Column: Do We Perpetuate Black Stereotypes?
August 22
00:00 2014
By Raynard Jackson NNPA Columnist

By Raynard Jackson NNPA Columnist

 

Many African Americans feel like there has been an unofficial war declared on Blacks, especially young Black males. Just in the past month alone, there have been the police murders of Eric Garner (Staten Island, N.Y.), Ezell Ford (Los Angeles, and Michael Brown (Ferguson, Mo.). Each of these victims were all unarmed, young, Black and male.

In each instance, there were credible witnesses or video recordings that recounted events very differently from the official police version. Based on what we know so far, I think all the policemen involved in these unjustified deaths should be convicted of murder and sent to jail.

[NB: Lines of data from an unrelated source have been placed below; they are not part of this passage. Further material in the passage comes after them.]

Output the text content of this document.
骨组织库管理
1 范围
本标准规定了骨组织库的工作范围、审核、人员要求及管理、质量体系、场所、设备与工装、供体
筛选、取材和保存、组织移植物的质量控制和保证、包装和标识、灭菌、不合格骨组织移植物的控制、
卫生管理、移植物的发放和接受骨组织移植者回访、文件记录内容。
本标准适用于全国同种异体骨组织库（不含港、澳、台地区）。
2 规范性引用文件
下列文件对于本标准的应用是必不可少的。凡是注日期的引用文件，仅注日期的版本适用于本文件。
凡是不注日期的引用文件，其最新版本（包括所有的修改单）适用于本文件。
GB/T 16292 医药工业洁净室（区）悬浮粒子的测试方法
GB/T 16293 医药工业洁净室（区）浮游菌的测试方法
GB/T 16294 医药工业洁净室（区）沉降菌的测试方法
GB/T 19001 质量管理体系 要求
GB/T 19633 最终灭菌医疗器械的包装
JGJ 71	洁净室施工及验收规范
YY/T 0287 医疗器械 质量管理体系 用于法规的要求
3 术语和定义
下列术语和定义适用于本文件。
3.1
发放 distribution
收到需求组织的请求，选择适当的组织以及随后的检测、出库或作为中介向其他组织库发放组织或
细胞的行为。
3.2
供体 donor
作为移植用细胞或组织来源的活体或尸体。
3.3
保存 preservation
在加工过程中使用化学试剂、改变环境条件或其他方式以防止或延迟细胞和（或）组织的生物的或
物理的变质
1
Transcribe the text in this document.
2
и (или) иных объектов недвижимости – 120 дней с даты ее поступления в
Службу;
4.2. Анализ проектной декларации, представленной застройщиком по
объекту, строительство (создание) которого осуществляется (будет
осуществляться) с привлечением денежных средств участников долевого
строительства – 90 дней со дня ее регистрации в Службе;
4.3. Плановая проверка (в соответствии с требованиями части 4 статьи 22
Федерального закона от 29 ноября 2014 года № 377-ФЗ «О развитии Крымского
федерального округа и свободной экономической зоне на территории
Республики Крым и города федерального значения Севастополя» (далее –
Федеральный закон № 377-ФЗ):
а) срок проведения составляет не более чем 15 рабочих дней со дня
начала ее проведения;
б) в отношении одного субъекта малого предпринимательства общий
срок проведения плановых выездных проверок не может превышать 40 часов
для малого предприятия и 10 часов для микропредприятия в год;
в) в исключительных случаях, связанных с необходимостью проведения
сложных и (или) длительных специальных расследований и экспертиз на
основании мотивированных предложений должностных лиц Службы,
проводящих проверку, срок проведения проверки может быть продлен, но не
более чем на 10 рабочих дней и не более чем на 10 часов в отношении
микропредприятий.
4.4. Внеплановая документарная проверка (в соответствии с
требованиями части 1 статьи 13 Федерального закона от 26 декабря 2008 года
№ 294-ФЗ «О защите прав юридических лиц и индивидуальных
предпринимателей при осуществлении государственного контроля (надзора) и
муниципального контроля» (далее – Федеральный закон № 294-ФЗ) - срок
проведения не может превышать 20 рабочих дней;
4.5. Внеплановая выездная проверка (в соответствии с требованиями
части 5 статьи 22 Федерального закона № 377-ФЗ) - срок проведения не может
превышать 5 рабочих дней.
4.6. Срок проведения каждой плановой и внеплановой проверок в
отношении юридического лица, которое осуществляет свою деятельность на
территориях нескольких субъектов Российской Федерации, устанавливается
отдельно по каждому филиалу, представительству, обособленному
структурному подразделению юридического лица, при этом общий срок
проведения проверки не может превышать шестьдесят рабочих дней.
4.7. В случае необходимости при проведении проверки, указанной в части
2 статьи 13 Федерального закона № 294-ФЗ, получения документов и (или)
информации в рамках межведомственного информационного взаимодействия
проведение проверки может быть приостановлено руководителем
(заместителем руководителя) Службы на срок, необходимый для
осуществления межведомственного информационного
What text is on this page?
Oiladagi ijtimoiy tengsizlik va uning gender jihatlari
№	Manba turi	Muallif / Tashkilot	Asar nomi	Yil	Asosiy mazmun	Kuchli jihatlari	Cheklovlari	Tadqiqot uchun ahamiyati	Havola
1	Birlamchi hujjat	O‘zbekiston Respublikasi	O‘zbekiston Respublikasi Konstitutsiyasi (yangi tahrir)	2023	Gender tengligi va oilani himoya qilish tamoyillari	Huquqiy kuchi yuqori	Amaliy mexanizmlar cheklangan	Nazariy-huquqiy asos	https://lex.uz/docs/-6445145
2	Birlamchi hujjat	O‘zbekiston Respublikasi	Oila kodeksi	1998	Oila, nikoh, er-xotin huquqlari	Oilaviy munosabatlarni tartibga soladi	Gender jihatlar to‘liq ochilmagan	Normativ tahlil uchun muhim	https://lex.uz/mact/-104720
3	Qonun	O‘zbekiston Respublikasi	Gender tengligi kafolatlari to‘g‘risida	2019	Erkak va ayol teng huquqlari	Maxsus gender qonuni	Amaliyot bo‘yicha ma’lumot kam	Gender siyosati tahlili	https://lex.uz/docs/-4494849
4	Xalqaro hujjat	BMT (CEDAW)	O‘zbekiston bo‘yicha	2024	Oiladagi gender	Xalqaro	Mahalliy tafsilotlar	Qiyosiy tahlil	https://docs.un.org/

As abhorrent as these actions were, they should spark a larger, separate conversation about the images that we have created around Black life and Black culture. To reiterate, regardless of these images, there is no justification for killing those young Black men. Let’s be clear about that.

But let’s be equally clear and courageous enough to take another look at what we are contributing to the misperceptions and stereotypes of us as a race. This is a separate conversation from what happened in New York, LA and Ferguson, Mo., but this is as good a time to hold it as any.

For the past 30 years, we have created images of Blacks in the most negative of lights. For those who would say it’s just music, it’s just a movie, it’s just a reality TV show; I say now there is just another Black body lying in the streets of America.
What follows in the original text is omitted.